96. A method, as in claim 94, wherein said Paramyxovirus virus is VEN.
97. 97. A method for infecting a neoplasm in a mammal with a virus, comprising administering an RNA virus responsive to interferon, competent for replication, to the mammal.
98. 98. A method, as in claim 1, wherein the virus is selected from the group consisting of the Newcastle disease virus strain MK107, Newcastle disease virus strain NJ Roakin, Sindbis virus, and vesicular stomatitis.
99. 99. A method for infecting a neoplasm in a mammal with a virus, comprising administering a clonal virus selected from the group consisting of the Newcastle disease virus strain MK107, Newcastle disease virus strain NJ Roakin, virus Sindbis, and vesicular stomatitis virus.

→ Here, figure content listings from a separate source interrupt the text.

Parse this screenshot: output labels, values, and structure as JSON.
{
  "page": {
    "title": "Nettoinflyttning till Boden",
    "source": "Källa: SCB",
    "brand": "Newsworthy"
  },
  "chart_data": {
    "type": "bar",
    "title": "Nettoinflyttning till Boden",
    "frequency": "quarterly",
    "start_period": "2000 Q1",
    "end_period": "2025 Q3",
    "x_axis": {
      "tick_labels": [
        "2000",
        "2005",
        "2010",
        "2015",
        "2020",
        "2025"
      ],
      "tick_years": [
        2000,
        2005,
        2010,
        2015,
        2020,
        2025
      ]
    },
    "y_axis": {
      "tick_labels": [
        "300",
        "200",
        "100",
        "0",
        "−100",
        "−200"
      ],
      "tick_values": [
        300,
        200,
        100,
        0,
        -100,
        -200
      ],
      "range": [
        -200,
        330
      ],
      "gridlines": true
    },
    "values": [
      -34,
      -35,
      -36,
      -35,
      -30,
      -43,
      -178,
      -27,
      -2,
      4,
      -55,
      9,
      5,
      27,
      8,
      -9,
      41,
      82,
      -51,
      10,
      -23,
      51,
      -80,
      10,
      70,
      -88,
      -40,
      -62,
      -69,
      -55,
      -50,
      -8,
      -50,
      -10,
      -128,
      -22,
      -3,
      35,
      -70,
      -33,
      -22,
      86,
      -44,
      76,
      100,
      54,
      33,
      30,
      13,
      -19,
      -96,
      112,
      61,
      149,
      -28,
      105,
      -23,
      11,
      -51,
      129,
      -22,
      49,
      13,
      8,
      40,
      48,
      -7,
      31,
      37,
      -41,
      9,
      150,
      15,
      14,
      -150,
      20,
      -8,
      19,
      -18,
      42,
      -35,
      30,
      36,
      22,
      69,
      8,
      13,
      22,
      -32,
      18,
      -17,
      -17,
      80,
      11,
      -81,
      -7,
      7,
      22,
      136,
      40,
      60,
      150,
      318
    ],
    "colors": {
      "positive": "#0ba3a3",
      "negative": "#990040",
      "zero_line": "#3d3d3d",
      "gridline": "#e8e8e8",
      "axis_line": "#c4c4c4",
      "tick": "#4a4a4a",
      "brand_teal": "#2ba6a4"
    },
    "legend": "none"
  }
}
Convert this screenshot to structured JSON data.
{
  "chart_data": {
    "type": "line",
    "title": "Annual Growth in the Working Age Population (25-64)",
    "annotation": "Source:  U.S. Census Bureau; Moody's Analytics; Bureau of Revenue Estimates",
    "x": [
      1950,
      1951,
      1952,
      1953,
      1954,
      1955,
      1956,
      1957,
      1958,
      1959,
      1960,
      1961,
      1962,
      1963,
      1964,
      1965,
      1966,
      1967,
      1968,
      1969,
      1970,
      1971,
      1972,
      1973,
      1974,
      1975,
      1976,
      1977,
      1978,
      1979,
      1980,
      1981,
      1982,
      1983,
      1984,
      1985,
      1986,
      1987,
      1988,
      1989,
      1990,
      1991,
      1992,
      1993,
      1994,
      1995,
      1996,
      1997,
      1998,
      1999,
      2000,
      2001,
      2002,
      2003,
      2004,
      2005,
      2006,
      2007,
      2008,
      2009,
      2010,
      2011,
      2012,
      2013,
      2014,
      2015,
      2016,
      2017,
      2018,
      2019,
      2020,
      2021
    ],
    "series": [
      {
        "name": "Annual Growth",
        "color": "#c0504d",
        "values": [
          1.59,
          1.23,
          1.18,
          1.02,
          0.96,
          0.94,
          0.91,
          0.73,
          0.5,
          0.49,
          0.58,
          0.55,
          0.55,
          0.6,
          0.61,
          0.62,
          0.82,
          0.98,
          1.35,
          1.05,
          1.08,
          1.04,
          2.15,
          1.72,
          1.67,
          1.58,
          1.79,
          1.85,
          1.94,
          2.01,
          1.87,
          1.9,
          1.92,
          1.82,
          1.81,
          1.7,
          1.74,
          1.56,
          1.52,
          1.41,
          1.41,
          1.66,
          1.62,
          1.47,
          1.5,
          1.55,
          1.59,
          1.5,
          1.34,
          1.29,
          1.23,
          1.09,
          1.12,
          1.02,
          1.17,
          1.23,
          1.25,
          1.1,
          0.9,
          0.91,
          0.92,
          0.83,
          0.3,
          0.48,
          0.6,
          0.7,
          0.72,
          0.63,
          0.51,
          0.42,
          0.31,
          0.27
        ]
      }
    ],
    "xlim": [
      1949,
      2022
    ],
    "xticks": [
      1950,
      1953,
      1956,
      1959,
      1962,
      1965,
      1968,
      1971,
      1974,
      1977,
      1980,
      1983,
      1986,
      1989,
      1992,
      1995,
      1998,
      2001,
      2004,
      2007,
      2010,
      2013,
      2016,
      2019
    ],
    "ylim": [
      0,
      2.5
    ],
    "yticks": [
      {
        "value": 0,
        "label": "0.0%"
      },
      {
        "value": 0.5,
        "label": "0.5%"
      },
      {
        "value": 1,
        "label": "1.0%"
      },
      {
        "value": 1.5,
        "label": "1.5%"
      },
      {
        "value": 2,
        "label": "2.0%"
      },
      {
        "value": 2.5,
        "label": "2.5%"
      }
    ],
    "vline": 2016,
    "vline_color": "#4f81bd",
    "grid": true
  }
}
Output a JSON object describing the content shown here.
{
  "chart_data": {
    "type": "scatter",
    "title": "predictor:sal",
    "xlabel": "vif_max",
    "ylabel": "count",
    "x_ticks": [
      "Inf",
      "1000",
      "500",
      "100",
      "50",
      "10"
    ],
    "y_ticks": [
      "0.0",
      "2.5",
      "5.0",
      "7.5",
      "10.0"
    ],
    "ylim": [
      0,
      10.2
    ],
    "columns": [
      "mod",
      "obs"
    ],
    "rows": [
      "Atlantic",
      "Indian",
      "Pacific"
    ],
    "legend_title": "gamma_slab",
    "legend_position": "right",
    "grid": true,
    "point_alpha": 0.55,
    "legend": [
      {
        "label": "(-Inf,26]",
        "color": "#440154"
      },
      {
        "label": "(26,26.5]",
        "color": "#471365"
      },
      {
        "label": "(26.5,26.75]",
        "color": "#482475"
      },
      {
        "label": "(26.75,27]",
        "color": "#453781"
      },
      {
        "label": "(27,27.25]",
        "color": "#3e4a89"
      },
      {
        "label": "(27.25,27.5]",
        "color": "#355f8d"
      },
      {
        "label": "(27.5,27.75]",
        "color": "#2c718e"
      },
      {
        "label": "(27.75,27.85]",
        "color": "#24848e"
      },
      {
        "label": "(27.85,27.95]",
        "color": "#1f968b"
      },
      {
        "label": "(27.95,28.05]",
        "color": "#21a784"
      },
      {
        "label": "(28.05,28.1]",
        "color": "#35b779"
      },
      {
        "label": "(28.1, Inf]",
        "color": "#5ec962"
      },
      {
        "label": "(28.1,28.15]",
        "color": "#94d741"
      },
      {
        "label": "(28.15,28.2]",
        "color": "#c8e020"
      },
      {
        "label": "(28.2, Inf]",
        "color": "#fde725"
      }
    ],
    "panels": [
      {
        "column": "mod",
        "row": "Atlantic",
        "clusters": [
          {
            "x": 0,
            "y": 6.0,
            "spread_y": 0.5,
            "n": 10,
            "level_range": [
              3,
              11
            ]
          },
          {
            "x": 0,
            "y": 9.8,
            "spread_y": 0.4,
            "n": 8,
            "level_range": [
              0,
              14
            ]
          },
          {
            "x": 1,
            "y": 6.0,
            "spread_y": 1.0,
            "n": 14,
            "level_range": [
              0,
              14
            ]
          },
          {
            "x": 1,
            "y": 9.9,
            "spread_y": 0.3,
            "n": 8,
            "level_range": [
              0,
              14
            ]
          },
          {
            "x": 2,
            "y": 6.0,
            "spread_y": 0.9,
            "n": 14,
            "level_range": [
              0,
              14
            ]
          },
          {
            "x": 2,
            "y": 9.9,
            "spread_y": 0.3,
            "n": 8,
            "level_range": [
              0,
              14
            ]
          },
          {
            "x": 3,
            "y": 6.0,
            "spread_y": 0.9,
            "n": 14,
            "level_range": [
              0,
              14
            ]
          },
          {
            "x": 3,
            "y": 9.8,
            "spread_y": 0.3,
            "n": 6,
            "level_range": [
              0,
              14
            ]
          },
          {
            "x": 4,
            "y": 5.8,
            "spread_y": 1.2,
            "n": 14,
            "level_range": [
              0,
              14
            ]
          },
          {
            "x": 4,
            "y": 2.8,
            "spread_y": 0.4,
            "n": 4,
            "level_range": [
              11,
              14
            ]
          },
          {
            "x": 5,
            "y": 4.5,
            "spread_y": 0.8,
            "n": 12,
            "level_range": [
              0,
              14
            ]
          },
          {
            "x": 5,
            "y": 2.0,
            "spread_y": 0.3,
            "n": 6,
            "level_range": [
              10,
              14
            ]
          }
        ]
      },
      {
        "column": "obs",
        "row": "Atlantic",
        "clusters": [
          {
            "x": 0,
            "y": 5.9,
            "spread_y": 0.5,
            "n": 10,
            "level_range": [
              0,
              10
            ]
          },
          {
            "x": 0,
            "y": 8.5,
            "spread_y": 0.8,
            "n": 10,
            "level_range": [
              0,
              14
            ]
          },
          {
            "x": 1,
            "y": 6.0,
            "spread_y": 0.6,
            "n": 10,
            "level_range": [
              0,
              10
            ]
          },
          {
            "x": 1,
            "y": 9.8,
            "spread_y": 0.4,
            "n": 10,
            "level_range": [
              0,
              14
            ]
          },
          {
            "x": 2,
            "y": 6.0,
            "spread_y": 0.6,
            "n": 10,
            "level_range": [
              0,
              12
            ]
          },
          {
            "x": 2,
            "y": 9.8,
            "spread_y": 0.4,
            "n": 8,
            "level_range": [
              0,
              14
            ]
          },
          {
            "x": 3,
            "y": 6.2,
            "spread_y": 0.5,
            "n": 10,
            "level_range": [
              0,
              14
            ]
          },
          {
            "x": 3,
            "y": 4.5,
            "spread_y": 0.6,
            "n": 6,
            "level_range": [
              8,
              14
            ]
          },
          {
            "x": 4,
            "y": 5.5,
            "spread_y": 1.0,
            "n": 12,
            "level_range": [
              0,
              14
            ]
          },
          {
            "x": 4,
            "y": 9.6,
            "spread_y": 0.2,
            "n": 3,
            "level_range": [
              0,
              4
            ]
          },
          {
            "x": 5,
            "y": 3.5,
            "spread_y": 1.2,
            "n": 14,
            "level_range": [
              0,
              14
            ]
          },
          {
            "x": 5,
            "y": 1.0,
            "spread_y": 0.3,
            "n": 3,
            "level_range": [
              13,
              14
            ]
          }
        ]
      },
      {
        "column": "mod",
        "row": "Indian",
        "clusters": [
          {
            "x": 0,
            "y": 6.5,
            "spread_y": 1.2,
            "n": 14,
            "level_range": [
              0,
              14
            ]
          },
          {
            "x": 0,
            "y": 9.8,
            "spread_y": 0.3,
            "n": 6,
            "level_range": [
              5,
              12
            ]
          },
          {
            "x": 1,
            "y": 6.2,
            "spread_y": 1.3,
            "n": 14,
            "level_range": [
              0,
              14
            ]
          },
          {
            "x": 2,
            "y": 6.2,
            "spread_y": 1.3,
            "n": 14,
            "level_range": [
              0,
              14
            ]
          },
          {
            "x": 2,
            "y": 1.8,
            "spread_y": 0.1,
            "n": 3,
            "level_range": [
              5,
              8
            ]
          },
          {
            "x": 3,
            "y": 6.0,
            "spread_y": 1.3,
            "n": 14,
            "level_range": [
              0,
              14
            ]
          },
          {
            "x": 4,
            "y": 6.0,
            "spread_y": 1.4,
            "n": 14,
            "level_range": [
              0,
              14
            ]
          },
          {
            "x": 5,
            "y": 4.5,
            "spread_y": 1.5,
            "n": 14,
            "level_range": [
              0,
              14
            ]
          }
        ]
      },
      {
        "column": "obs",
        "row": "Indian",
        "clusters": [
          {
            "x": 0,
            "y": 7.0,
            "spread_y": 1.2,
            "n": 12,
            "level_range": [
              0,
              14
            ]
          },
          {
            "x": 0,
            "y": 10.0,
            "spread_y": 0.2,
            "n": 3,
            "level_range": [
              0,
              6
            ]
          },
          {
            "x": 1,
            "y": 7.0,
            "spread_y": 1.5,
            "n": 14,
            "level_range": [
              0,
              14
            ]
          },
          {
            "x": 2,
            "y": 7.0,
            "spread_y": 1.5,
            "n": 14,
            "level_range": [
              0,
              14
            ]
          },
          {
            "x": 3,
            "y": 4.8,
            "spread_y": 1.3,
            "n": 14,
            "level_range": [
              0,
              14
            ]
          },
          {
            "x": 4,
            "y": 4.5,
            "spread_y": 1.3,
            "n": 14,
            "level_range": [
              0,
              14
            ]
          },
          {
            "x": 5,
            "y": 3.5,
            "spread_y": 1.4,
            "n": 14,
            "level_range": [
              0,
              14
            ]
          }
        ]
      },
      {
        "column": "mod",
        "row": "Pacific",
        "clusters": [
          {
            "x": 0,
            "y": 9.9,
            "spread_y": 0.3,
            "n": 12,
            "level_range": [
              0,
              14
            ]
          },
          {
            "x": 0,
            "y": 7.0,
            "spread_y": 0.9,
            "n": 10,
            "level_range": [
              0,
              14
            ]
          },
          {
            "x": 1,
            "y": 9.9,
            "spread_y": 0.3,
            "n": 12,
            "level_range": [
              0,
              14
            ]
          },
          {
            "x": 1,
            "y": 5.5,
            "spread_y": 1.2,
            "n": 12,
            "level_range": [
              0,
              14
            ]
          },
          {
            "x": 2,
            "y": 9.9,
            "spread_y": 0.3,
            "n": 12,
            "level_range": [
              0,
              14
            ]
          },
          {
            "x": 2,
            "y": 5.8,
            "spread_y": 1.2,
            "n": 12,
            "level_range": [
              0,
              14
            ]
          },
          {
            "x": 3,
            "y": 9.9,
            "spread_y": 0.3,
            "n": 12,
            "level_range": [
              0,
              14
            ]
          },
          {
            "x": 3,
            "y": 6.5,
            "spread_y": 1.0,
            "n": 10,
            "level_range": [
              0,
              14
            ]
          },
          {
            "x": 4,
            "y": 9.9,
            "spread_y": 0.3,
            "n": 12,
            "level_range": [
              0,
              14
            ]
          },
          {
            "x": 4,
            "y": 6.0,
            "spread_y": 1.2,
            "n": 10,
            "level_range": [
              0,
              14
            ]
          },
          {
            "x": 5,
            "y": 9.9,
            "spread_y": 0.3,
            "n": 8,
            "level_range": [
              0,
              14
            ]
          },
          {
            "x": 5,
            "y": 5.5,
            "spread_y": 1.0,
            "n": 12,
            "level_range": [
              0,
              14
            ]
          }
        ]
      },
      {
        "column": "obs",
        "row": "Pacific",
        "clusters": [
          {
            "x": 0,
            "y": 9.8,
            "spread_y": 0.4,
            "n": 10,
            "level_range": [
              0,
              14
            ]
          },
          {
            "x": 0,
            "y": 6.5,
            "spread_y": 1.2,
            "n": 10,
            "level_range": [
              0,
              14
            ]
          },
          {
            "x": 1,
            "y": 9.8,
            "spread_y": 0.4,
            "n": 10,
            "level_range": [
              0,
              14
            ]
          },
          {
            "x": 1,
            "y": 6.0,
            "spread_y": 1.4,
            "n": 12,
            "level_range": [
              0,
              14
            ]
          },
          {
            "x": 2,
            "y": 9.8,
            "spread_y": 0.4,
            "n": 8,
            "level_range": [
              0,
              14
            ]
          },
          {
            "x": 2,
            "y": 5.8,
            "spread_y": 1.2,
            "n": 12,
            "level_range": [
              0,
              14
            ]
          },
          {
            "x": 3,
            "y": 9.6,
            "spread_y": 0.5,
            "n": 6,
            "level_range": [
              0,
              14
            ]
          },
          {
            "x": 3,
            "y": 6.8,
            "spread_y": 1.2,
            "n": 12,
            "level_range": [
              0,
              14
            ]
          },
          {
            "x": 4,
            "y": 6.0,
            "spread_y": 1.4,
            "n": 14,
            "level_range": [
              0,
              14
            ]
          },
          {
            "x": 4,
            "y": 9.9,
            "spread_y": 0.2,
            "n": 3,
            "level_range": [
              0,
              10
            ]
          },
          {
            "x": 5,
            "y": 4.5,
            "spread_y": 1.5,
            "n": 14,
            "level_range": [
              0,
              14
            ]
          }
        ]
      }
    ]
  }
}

100. 100. A method, as in claim 1, or claim 27, or claim 29, wherein the virus is administered as more than one dose.
101. 101. A method, as in claim 100, wherein the first dose is a desensitizing dose.
102. 102. A method, as in claim 101, wherein the first dose is administered intravenously, and a subsequent dose is administered intravenously.
103. 103. A method, as in claim 101, wherein said first dose is administered intravenously, and a subsequent dose is administered intraperitoneally.
104. 104. A method, as in claim 101, wherein the first dose is administered intravenously, and a subsequent dose is administered intra-arterially.
105. 105. A method, as in claim 1, or claim 27, or claim 29, wherein the virus is administered during the course of at least 4 minutes.
106. 106. A method for reducing pain in a mammal, comprising administering a clonal virus sensitive to interferon, competent for replication.